Institute of Genetics and Cancer

NIMR Mental Health Research Framework published

Professor David Porteous talks about the newly published NIMR Mental Health Research Framework and what it means for research and public health: December 2017

NIMR Mental Health Research Framework news 2017

On Thursday 7th December, the Department of Health published their 10 year framework for mental health research (https://www.gov.uk/government/publications/a-framework-for-mental-health-research). Working Group member Prof David Porteous, CGEM comments on the importance of this publication.

Q: What is all about?

A: One in four of us will be affected by a mental health problem each year. For some it will be a single episode which will resolve itself, but for many it will be recurrent, severe and poorly treated. This report provides a collective view about what needs to be done to help the NHS better support and treat people with these illnesses.

Q: What are the key recommendations?

A: There are 10 key recommendations in all, but from our perspective the most relevant are: 

1. taking a life-course approach, recognising that often the causes of mental health problems start in childhood and adolescence, but may not come to the fore until adulthood or, as with dementia, in the twilight years,

2. involving patients and the public, recognising the needs of those affected and the wider effects on relatives, carers and society at large;

3. looking at the effects of physical illness on mental health and vice versa,

4. recognising the value of information technologies and data science, through social media, wearable sensors and the like, to help predict and monitor mental health problems and their response to treatment,

5. new research funding for discovery science leading to improved healthcare,

6. funding for novel research approaches and settings,

7. engagement with industry to re-invigorate R&D programmes and clinical trials that have shrunk dramatically in recent years, and

8. capacity building, recognising the need to draw in talent and new expertise from other more mature research areas.

Q: What role can CGEM and the IGMM play in responding to this?

A: The Psychiatric Genetics group in CGEM, and before that in the MRC Human Genetics Unit, has been actively involved in mental health research since the 1990’s and can count the seminal discovery of the DISC1 gene, the Generation Scotland: Scottish Family Health Study, in which we have made mental health a key priority research area, and the current Wellcome Trust Strategic Award ‘Stratifying Resilience and Depression Longitudinally’ as all highly relevant to this framework.

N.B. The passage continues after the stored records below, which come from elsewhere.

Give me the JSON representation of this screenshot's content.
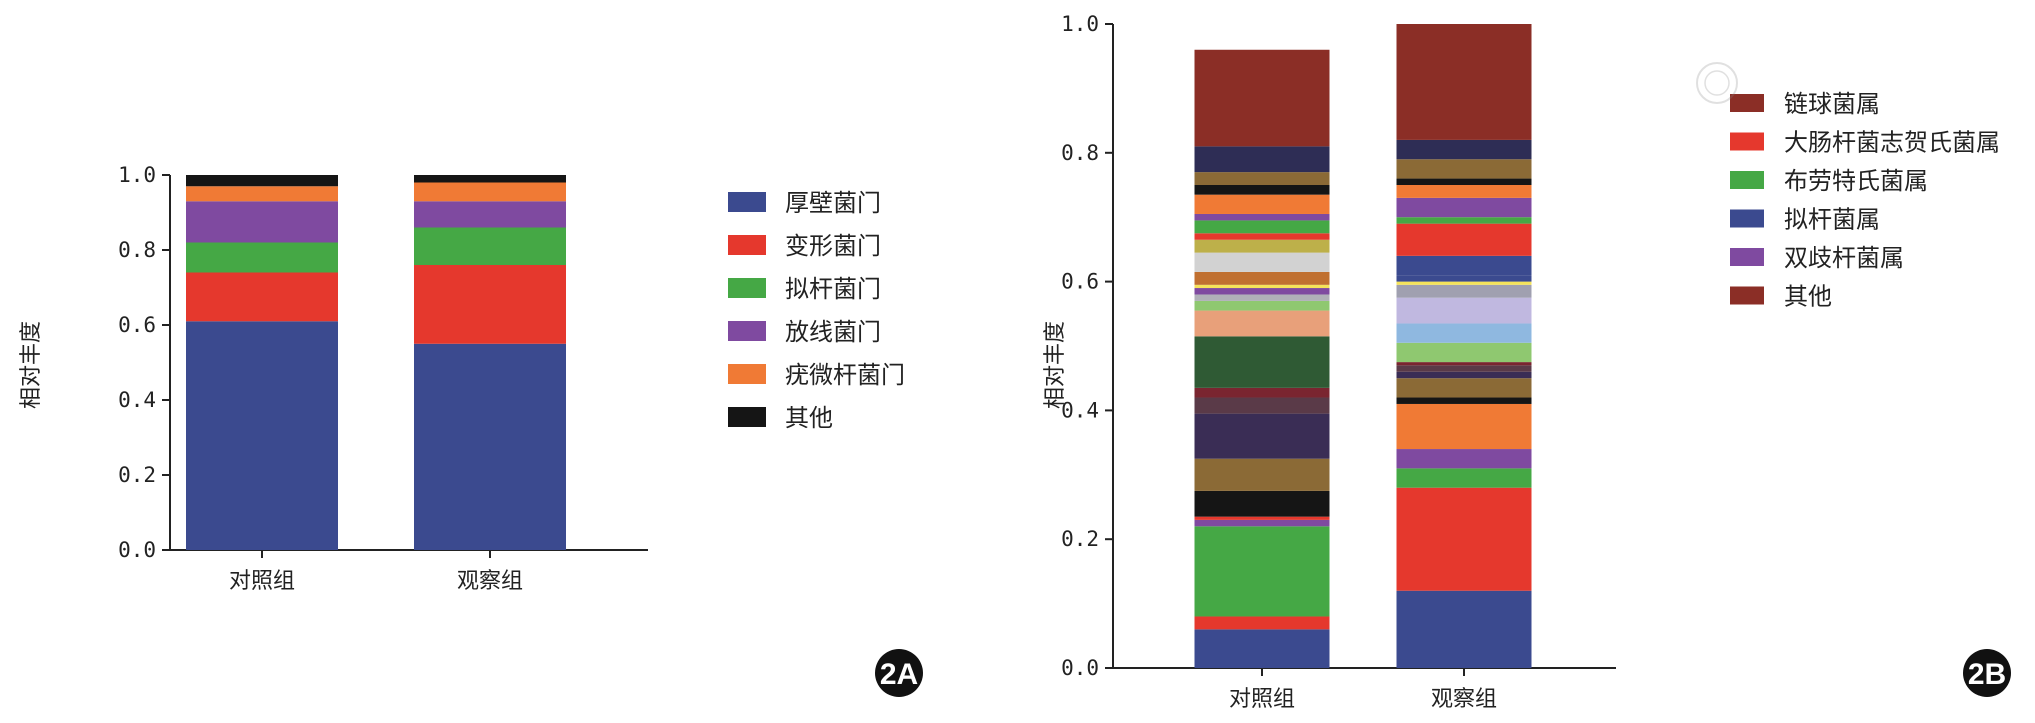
{
  "chart_data": [
    {
      "type": "bar",
      "stacked": true,
      "panel": "2A",
      "ylabel": "相对丰度",
      "ylim": [
        0,
        1
      ],
      "yticks": [
        "0.0",
        "0.2",
        "0.4",
        "0.6",
        "0.8",
        "1.0"
      ],
      "categories": [
        "对照组",
        "观察组"
      ],
      "series": [
        {
          "name": "厚壁菌门",
          "color": "#3b4a8f",
          "values": [
            0.61,
            0.55
          ]
        },
        {
          "name": "变形菌门",
          "color": "#e5382d",
          "values": [
            0.13,
            0.21
          ]
        },
        {
          "name": "拟杆菌门",
          "color": "#45a845",
          "values": [
            0.08,
            0.1
          ]
        },
        {
          "name": "放线菌门",
          "color": "#7f4aa0",
          "values": [
            0.11,
            0.07
          ]
        },
        {
          "name": "疣微杆菌门",
          "color": "#f07a35",
          "values": [
            0.04,
            0.05
          ]
        },
        {
          "name": "其他",
          "color": "#151515",
          "values": [
            0.03,
            0.02
          ]
        }
      ]
    },
    {
      "type": "bar",
      "stacked": true,
      "panel": "2B",
      "ylabel": "相对丰度",
      "ylim": [
        0,
        1
      ],
      "yticks": [
        "0.0",
        "0.2",
        "0.4",
        "0.6",
        "0.8",
        "1.0"
      ],
      "categories": [
        "对照组",
        "观察组"
      ],
      "segments": [
        [
          {
            "value": 0.06,
            "color": "#3b4a8f"
          },
          {
            "value": 0.02,
            "color": "#e5382d"
          },
          {
            "value": 0.14,
            "color": "#45a845"
          },
          {
            "value": 0.01,
            "color": "#7f4aa0"
          },
          {
            "value": 0.005,
            "color": "#e5382d"
          },
          {
            "value": 0.04,
            "color": "#151515"
          },
          {
            "value": 0.05,
            "color": "#8b6a36"
          },
          {
            "value": 0.07,
            "color": "#3a2d55"
          },
          {
            "value": 0.025,
            "color": "#5a3a48"
          },
          {
            "value": 0.015,
            "color": "#7a2530"
          },
          {
            "value": 0.08,
            "color": "#2f5a34"
          },
          {
            "value": 0.04,
            "color": "#e8a07a"
          },
          {
            "value": 0.015,
            "color": "#8fc870"
          },
          {
            "value": 0.01,
            "color": "#b0b0b8"
          },
          {
            "value": 0.01,
            "color": "#7f4aa0"
          },
          {
            "value": 0.005,
            "color": "#f5e35a"
          },
          {
            "value": 0.02,
            "color": "#c07030"
          },
          {
            "value": 0.03,
            "color": "#d2d2d2"
          },
          {
            "value": 0.02,
            "color": "#bdb04a"
          },
          {
            "value": 0.01,
            "color": "#e5382d"
          },
          {
            "value": 0.02,
            "color": "#45a845"
          },
          {
            "value": 0.01,
            "color": "#7f4aa0"
          },
          {
            "value": 0.03,
            "color": "#f07a35"
          },
          {
            "value": 0.015,
            "color": "#151515"
          },
          {
            "value": 0.02,
            "color": "#8b6a36"
          },
          {
            "value": 0.04,
            "color": "#2e2d55"
          },
          {
            "value": 0.15,
            "color": "#8b2e26"
          }
        ],
        [
          {
            "value": 0.12,
            "color": "#3b4a8f"
          },
          {
            "value": 0.16,
            "color": "#e5382d"
          },
          {
            "value": 0.03,
            "color": "#45a845"
          },
          {
            "value": 0.03,
            "color": "#7f4aa0"
          },
          {
            "value": 0.07,
            "color": "#f07a35"
          },
          {
            "value": 0.01,
            "color": "#151515"
          },
          {
            "value": 0.03,
            "color": "#8b6a36"
          },
          {
            "value": 0.01,
            "color": "#3a2d55"
          },
          {
            "value": 0.01,
            "color": "#5a3a48"
          },
          {
            "value": 0.005,
            "color": "#7a2530"
          },
          {
            "value": 0.03,
            "color": "#8fc870"
          },
          {
            "value": 0.03,
            "color": "#8fb8e0"
          },
          {
            "value": 0.04,
            "color": "#c0b8e0"
          },
          {
            "value": 0.02,
            "color": "#a0a0b0"
          },
          {
            "value": 0.005,
            "color": "#f5e35a"
          },
          {
            "value": 0.01,
            "color": "#3b4a8f"
          },
          {
            "value": 0.03,
            "color": "#3b4a8f"
          },
          {
            "value": 0.05,
            "color": "#e5382d"
          },
          {
            "value": 0.01,
            "color": "#45a845"
          },
          {
            "value": 0.03,
            "color": "#7f4aa0"
          },
          {
            "value": 0.02,
            "color": "#f07a35"
          },
          {
            "value": 0.01,
            "color": "#151515"
          },
          {
            "value": 0.03,
            "color": "#8b6a36"
          },
          {
            "value": 0.03,
            "color": "#2e2d55"
          },
          {
            "value": 0.18,
            "color": "#8b2e26"
          }
        ]
      ],
      "legend": [
        {
          "name": "链球菌属",
          "color": "#8b2e26"
        },
        {
          "name": "大肠杆菌志贺氏菌属",
          "color": "#e5382d"
        },
        {
          "name": "布劳特氏菌属",
          "color": "#45a845"
        },
        {
          "name": "拟杆菌属",
          "color": "#3b4a8f"
        },
        {
          "name": "双歧杆菌属",
          "color": "#7f4aa0"
        },
        {
          "name": "其他",
          "color": "#8b2e26"
        }
      ]
    }
  ]
}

So we are very well placed to play our part in meeting these ambitions. But there are also important new opportunities for us around data science, high dimensional phenotyping and human stem cell and gene edited models of mental disorders

Q: Why is this good news for the public?

A: For too long, mental health has been under resourced at every level, but with this report, the government recognises the need for progress, made possible by a number of exciting new research opportunities. This is very much in the public interest as it is more than likely that someone close to each and every one of us will be affected. As was done so successfully for cancer in the 1970’s, what we need now is research to meet the grand challenge of mental health. This framework sets out the challenge and how that challenge could be met.